La otra gran película de terror clásico nacional es una rara gema dirigida en los papeles por Enrique Carreras: Obras maestras del terror se adelantó a las adaptaciones de Edgar Alan Poe que hizo Roger Corman en los Estados Unidos, y en este film en episodios de 1959 donde Narciso se hacía cargo de varias caracterizaciones, incluyendo el anciano avaro de El corazón delator, el sádico asesino de El tonel de amontillado y el hipnotizador de El extraño caso del señor Valdemar, decidido a demostrar que puede mantener vivo a un hombre luego de su muerte física. El hecho de que la calidad de este film supere la acostumbrada en la filmografía de Enrique Carreras quizá derive del trabajo previo y homónimo que Narciso ya había desarrollado en nuestra pantalla chica. Si bien trabajó en un puñado de excelentes films nacionales, especialmente La bestia debe morir, de Román Viñoly Barreto, sobre la novela de Nicholas Blake (seudónimo de Cecil Lewis, el padre de Daniel Day Lewis) o la antológica comedia negra de José Martínez Suárez Los muchachos de antes no usaban arsénico de 1976, es una pena que el cine argentino no haya podido aprovechar más y de forma debida a un gigante como Narciso Ibáñez Menta.
Los fans de la bestia
Algo curioso es que los dos autores del libro se conocieron justamente a partir de su obsesión y fanatismo por Narciso Ibáñez Menta: “Los dos éramos fans y coleccionistas de todo lo que tuviera que ver con Narciso”, cuenta D’Ambrosio, “pero no nos conocíamos”. En este punto hay que aclarar que, si bien ambos autores están obsesionados por temas vintage y de cine de terror en general, mientras D’Ambrosio apareció en TV en un programa de preguntas y respuestas sobre deportes, Gillespi, músico y periodista radiofónico, escribió un libro sobre jazzeros legendarios, Blow. En todo caso, el encuentro entre ambos hay que agradecérselo al Google: “Corría el 2003 y yo, que acumulaba y acumulaba información acerca de Narciso, hice una búsqueda en el Google y me apareció una página de homenaje a El hombre que volvió de la muerte que apadrinaba Gillespi”, cuenta D’Ambrosio. “Gillespi en esa época estaba trabajando en un programa en Radio Mitre, y ahí fui a verlo para hablar de Narciso. Ahí empezó una rutina, encontrarnos una o dos veces por semana en el bar de la esquina de la radio para hablar sobre las últimas adquisiciones sobre Narciso Ibáñez Menta y ‘cambiar figuritas’ al respecto. Y empezó una amistad. Seguimos con estos encuentros en la esquina de la radio durante meses, hasta que un día salió la oportunidad de entrevistar a Juan Carlos Galván, un actor que era un colaborador muy importante de Narciso, y pensamos que de todo eso podíamos llegar a hacer un libro.”

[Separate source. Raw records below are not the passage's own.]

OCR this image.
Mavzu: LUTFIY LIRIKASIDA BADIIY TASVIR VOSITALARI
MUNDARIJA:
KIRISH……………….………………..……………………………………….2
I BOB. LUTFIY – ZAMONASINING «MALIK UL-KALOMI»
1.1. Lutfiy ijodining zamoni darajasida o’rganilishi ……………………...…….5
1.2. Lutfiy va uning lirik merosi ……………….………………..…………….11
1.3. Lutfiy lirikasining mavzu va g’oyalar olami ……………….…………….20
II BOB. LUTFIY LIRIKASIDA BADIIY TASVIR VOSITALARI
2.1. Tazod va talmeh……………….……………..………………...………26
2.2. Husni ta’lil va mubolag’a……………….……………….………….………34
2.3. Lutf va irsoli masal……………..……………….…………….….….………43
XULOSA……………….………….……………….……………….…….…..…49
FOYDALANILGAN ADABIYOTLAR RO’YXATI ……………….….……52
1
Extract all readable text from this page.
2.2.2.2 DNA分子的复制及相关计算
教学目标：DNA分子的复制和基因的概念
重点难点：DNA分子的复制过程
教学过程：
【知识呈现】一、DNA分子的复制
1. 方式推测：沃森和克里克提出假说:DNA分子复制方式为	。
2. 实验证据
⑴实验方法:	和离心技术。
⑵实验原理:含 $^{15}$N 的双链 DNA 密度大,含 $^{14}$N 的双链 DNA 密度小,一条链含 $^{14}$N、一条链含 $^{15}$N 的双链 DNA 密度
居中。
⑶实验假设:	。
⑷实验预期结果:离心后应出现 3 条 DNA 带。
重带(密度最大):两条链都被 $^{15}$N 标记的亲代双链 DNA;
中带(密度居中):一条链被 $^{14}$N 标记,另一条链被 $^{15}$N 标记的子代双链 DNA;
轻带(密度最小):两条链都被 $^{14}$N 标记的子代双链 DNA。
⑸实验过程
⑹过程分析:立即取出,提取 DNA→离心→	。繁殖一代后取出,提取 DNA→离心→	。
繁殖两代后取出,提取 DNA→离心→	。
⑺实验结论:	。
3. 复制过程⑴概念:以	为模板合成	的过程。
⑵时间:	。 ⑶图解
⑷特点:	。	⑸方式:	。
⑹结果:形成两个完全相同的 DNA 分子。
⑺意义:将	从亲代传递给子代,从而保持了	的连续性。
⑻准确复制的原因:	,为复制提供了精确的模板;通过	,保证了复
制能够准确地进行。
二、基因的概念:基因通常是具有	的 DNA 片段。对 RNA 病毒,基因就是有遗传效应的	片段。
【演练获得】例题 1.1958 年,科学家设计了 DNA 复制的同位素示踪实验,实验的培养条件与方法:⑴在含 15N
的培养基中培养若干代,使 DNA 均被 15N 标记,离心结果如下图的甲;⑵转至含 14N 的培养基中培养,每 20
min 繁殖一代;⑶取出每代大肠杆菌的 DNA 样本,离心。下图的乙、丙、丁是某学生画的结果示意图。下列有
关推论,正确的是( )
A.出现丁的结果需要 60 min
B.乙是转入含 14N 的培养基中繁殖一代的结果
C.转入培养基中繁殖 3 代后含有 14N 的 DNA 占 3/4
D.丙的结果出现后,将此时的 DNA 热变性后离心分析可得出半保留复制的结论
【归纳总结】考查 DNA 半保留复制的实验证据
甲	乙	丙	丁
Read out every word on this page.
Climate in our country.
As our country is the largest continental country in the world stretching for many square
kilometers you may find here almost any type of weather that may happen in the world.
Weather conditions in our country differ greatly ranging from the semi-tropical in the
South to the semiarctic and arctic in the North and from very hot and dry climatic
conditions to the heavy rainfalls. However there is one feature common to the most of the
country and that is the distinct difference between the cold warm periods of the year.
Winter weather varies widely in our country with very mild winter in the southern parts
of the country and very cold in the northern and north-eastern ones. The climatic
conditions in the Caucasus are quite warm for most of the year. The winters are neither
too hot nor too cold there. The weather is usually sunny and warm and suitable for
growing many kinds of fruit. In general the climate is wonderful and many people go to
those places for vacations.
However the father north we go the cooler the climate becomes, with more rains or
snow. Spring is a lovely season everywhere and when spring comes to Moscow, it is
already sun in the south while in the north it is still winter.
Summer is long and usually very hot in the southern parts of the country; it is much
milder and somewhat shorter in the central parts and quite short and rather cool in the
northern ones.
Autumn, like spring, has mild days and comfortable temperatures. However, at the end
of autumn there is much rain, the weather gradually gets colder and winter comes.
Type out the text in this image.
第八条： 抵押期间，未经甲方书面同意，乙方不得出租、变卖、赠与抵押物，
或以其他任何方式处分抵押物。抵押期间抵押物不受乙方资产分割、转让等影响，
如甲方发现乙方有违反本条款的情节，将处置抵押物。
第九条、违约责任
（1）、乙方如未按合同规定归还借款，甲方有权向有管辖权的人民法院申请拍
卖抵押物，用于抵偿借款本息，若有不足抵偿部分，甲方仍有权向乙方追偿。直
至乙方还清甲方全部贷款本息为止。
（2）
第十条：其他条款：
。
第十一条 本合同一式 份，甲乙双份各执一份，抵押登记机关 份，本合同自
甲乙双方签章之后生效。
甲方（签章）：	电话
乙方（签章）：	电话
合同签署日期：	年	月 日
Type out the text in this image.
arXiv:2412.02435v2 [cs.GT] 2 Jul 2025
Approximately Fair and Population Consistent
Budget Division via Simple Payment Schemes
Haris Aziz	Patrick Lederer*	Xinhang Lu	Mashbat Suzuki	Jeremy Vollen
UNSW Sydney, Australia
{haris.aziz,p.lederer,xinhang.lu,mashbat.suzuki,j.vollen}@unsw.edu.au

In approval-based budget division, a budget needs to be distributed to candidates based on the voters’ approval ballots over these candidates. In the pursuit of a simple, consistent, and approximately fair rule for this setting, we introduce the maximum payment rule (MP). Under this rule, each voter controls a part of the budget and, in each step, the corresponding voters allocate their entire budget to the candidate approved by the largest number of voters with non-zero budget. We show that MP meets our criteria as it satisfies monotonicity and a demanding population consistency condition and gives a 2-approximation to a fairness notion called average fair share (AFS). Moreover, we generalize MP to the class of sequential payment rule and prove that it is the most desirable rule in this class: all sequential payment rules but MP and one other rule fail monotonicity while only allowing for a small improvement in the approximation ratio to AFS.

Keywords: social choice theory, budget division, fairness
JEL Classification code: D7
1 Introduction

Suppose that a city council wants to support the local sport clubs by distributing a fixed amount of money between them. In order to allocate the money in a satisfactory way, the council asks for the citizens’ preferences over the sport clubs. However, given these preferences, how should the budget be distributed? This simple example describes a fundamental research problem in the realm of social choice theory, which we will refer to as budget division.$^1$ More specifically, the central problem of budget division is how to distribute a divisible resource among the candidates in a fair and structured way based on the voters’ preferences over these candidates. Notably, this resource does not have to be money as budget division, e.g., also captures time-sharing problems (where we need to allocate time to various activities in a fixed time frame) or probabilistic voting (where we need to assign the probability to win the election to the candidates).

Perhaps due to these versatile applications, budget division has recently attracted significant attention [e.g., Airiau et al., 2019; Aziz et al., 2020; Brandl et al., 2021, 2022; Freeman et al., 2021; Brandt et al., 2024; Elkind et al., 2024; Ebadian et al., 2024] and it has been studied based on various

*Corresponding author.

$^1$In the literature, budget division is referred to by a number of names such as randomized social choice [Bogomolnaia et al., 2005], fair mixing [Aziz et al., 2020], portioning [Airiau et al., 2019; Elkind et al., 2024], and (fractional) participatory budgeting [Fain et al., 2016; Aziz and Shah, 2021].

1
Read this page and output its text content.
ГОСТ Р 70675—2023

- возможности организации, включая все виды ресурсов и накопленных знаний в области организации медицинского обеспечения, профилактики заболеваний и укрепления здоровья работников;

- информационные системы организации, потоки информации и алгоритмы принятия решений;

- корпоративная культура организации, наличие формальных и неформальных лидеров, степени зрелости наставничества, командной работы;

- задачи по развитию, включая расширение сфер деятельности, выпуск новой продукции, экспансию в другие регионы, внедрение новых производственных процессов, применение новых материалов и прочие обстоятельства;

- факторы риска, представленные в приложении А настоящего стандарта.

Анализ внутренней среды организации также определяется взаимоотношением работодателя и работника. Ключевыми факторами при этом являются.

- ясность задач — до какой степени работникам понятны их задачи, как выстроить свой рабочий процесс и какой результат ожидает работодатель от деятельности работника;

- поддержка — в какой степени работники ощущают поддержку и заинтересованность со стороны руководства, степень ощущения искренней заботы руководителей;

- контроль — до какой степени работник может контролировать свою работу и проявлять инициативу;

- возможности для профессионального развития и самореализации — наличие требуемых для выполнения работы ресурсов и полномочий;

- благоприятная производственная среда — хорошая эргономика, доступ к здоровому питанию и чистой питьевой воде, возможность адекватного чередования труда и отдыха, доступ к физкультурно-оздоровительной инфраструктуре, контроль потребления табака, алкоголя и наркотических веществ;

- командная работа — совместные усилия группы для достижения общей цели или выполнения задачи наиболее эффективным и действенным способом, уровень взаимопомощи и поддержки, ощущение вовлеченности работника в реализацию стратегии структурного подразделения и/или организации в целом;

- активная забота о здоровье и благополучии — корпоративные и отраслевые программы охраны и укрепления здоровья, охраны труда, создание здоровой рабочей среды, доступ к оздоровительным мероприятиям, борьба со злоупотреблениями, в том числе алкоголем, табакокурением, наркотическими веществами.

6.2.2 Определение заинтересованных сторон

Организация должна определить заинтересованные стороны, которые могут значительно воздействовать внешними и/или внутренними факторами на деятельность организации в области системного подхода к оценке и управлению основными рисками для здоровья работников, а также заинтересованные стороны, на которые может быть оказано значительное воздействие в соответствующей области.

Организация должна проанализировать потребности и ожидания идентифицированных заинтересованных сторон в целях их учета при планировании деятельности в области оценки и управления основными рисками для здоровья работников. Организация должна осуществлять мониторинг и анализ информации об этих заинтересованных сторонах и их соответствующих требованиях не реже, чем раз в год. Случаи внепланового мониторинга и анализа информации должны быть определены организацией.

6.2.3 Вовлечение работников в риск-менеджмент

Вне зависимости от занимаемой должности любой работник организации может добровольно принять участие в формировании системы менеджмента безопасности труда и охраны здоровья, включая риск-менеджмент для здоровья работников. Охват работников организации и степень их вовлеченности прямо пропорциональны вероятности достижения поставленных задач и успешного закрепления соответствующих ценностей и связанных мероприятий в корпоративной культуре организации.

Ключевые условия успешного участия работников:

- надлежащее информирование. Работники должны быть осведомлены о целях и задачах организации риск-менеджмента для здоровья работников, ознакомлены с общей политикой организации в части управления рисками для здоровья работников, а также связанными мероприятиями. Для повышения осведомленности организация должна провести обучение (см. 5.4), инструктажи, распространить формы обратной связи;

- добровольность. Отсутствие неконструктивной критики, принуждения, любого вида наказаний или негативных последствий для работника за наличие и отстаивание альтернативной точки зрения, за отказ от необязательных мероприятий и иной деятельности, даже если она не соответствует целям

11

En el libro hay entrevistas muy esclarecedoras a elencos y técnicos que trabajaron con “El Maestro” (“así suelen referirse a Narciso sus colaboradores, lo que nos vuelve a ejemplificar ese aire místico que surgía del trato con él”, explica D’Ambrosio), pero también hay algunas ausencias notables. “Hubo dos personas con las que nos hubiera gustado poder contar a la hora de las entrevistas”, continúa el mismo coautor de El artesano del miedo, “pero en el caso de Alejandro Romay, el Zar de Canal 9, sus familiares lo tenían medio restringido para hablar, y no pudimos tener un reportaje con él, mientras que Chicho Ibáñez Serrador sólo mantuvo contacto por mail con Gillespi, dado que en el momento en el que estábamos trabajando en el libro, posterior a la muerte de Narciso, no se sentía muy bien como para hablar de su padre”.
Los dos Narcisos
Este es otro de los misterios que Gillespi y D’Ambrosio trataron de desentrañar: el de la extraña simbiosis laboral entre los dos Narcisos, es decir Ibáñez Menta y su hijo, Chicho Ibáñez Serrador, actor de y a veces director de los ciclos de su padre en Argentina, pero finalmente eminencia de algunos de los más taquilleros programas de la TV española, a veces relacionado con su género preferido, otras veces dedicados de lleno al rating con programas de entretenimiento sin mayor interés cultural visible. “Aparentemente cuando Chicho actuaba a las órdenes de su padre en la Argentina simplemente era uno más”, especula D’Ambrosio, pero a veces Ibáñez Menta no podía con todo, es decir dirigir, producir, estar asociado con el canal y ocuparse de las caracterizaciones que a veces eran muy complicadas, como en el caso de máscaras de látex sin orificios que implicaban mantener la respiración varios minutos. “En esos casos, si Chicho dirigía, entonces ya no era su hijo era su jefe y Narciso Ibáñez Menta reaccionaba como un actor respetuoso de su director. Incluso una vez que Chicho se hizo un nombre, ocurría exactamente lo mismo si era Ibáñez Menta quien lo dirigía, simplemente Chicho lo obedecía. Pero luego, cuando vuelven a España, Chicho se volvió una figura importante en la televisión (también dirigió dos películas, ¿Quién puede matar a un niño? y La residencia) y de golpe Narciso Ibáñez Menta aparecía convertido en el padre de Chicho Ibáñez Serrador, es decir un actor más, y para alguien con todo el prestigio de años de teatro que tenía en la Argentina esa posición probablemente estaba lejos de lo que él deseaba. Eso explicaría el regreso de Ibáñez Menta a hacer un programa mucho menos ambicioso a lo que estaba acostumbrado, la tira El Pulpo Negro, donde no tenía control creativo y aparentemente, por lo que nos contaron, no sólo no estaba conforme con los resultados sino que llegó a sufrir mucho durante la producción.”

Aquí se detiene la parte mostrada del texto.